In the world of material science and deep tech, the R&D process can pose a unique set of challenges compared to software development. “In the case of material science, pharma, or any field involving physical sciences where you have to create something, it’s much different,” Gupta said. “You follow the same loop: you think about something, design an experiment and make a physical sample. Many things can go wrong. You take something, and the real world gives you something else. It’s not a computer program; it’s a real thing.”

Democratizing access to testing resources

But even as computing power continues to advance, Gupta argues that, in addition to memory limitations, access to cutting-edge testing equipment remains a major bottleneck for innovation. That’s where his company, Infinita Lab, comes in.

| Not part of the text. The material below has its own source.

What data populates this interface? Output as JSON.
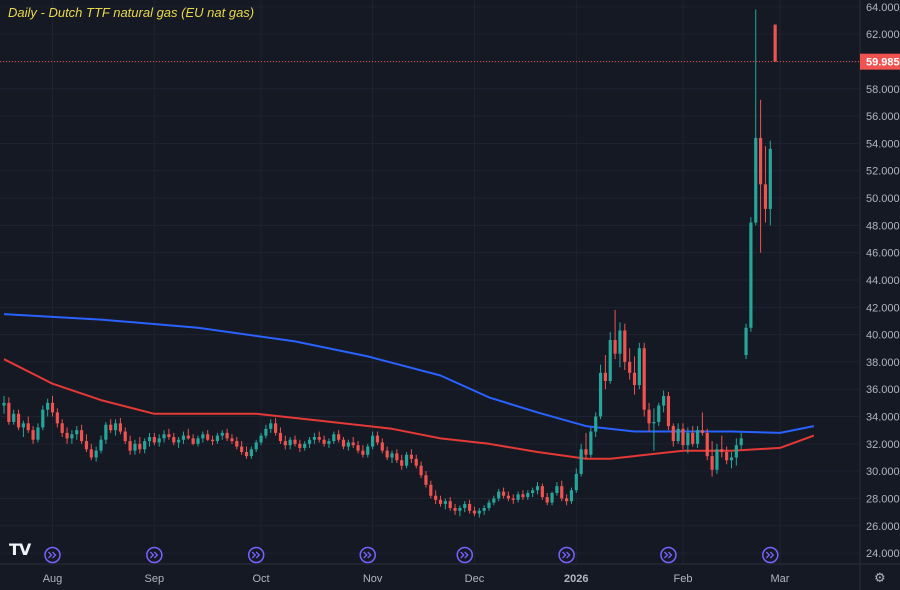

“We have a network of about 2,000 labs across the US, and that number is increasing,” he said. “What we’re doing is democratizing access to an almost unlimited number of material testing services at a very low cost,” Gupta explained. “The issue we solve is that a startup or individual engineer often needs to do certain tests, but either doesn’t have the equipment in-house, doesn’t know where to go to get the test done, or the place they need is inaccessible, like a university lab that’s hard to access from outside.”

Infinita Lab provides a variety of lab testing services to evaluate materials, products and processes. For instance, it provides metrology testing using microscopy and spectroscopy, materials testing to assess properties of various substances like metals and polymers, and product testing under normal and stressed conditions.

To offer such variety, it partners with labs across the U.S. “You could say [the model is] like Amazon or Uber,” he said. That is, the company makes a product or service available, but doesn’t necessarily own the inventory.

Shaping the future world

Returning to the theme of artificial intelligence, Gupta sees significant potential of the technology in materials science. “There are a lot of unknown things in this process that you can potentially run through AI,” he said. “AI could have a significant impact on every part of the process, from designing experiments to analyzing data and finding out whether a particular sample preparation or composition should be tried out. All these questions would be answered in a much more efficient and optimal way by AI, which would propel R&D at a much higher velocity.”